QRF seamlessly handles both numerical and categorical variables. For numerical targets, it uses quantile regression forests. For categorical targets (strings, booleans, numerically-encoded categorical variables), it automatically employs a Random Forest Classifier. The model detects variable types automatically and applies the appropriate method internally, requiring no manual specification from users.

How it works

Quantile Random Forests build upon the foundation of random forests by implementing a specialized algorithm from the quantile_forest package. The method begins by constructing an ensemble of decision trees, each trained on different bootstrapped samples of the original data. This process, known as bagging, introduces diversity among the individual trees and helps reduce overfitting.
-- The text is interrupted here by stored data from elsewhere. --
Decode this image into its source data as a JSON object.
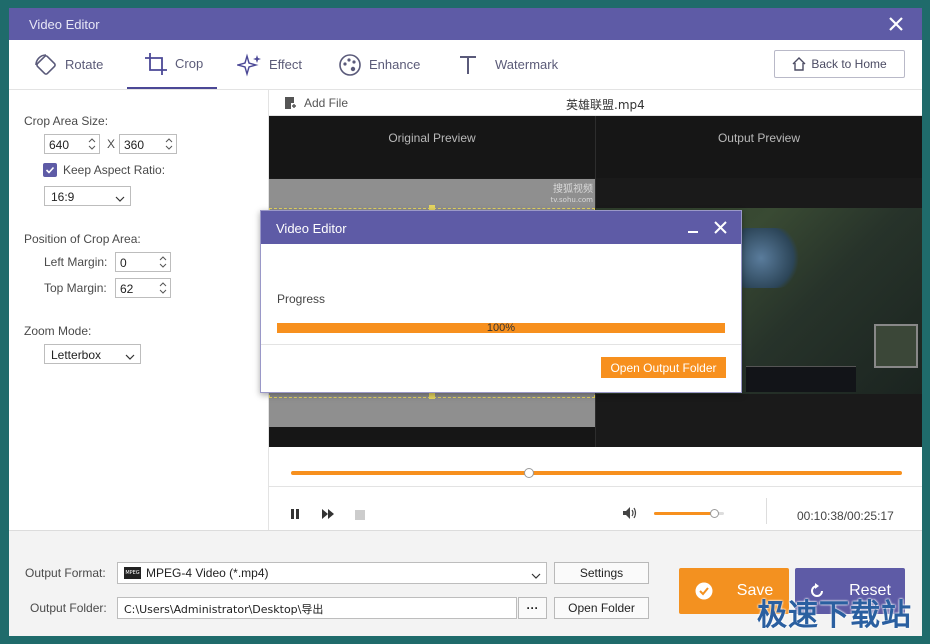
{
  "window": {
    "title": "Video Editor"
  },
  "tabs": [
    {
      "label": "Rotate",
      "icon": "rotate-icon"
    },
    {
      "label": "Crop",
      "icon": "crop-icon"
    },
    {
      "label": "Effect",
      "icon": "effect-icon"
    },
    {
      "label": "Enhance",
      "icon": "enhance-icon"
    },
    {
      "label": "Watermark",
      "icon": "watermark-icon"
    }
  ],
  "active_tab": "Crop",
  "back_home": {
    "label": "Back to Home",
    "icon": "home-icon"
  },
  "crop": {
    "area_size_label": "Crop Area Size:",
    "width": "640",
    "x_label": "X",
    "height": "360",
    "keep_aspect_label": "Keep Aspect Ratio:",
    "keep_aspect_checked": true,
    "aspect_ratio": "16:9",
    "position_label": "Position of Crop Area:",
    "left_margin_label": "Left Margin:",
    "left_margin": "0",
    "top_margin_label": "Top Margin:",
    "top_margin": "62",
    "zoom_mode_label": "Zoom Mode:",
    "zoom_mode": "Letterbox"
  },
  "file": {
    "add_file_label": "Add File",
    "filename": "英雄联盟.mp4"
  },
  "preview": {
    "original_label": "Original Preview",
    "output_label": "Output Preview",
    "source_watermark": "搜狐视频",
    "source_watermark_url": "tv.sohu.com"
  },
  "player": {
    "seek_fraction": 0.39,
    "volume_fraction": 0.85,
    "time": "00:10:38/00:25:17"
  },
  "output": {
    "format_label": "Output Format:",
    "format_value": "MPEG-4 Video (*.mp4)",
    "format_icon_text": "MPEG",
    "settings_label": "Settings",
    "folder_label": "Output Folder:",
    "folder_value": "C:\\Users\\Administrator\\Desktop\\导出",
    "browse_label": "···",
    "open_folder_label": "Open Folder"
  },
  "actions": {
    "save_label": "Save",
    "reset_label": "Reset"
  },
  "dialog": {
    "title": "Video Editor",
    "progress_label": "Progress",
    "progress_text": "100%",
    "progress_fraction": 1.0,
    "open_output_label": "Open Output Folder"
  },
  "site_watermark": "极速下载站",
  "colors": {
    "accent": "#5e5ba6",
    "orange": "#f7901e",
    "save_button": "#f39120",
    "reset_button": "#5e5ba6"
  }
}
During training, each tree in the forest predicts the target variable using only a random subset of the available features at each split point. This feature randomization further enhances diversity within the ensemble and improves its ability to capture various aspects of the underlying data relationships.

Key features

The Quantile Random Forest (QRF) imputer provides a robust non-parametric method particularly effective for datasets exhibiting complex, non-linear relationships and heteroscedasticity. Unlike linear models, which rely on strong distributional assumptions, QRF makes minimal assumptions about the underlying data structure, adapting its uncertainty measures to reflect varying levels of variability within different regions of the input data.

QRF’s primary strength lies in its predictive approach. While traditional random forests aggregate predictions into averages, QRF maintains the entire predictive distribution from each tree, directly estimating quantiles based on this empirical distribution. It also quantifies uncertainty through robust prediction intervals derived directly from its quantile estimates. These intervals dynamically adjust across the feature space, effectively signaling areas with varying levels of predictive certainty.

Although QRF typically involves higher computational demands compared to simpler linear models, its enhanced accuracy on datasets with complex, non-linear relationships frequently justifies this trade-off. For applications where accurate predictive performance and meaningful uncertainty quantification are critical, QRF emerges as an especially valuable approach.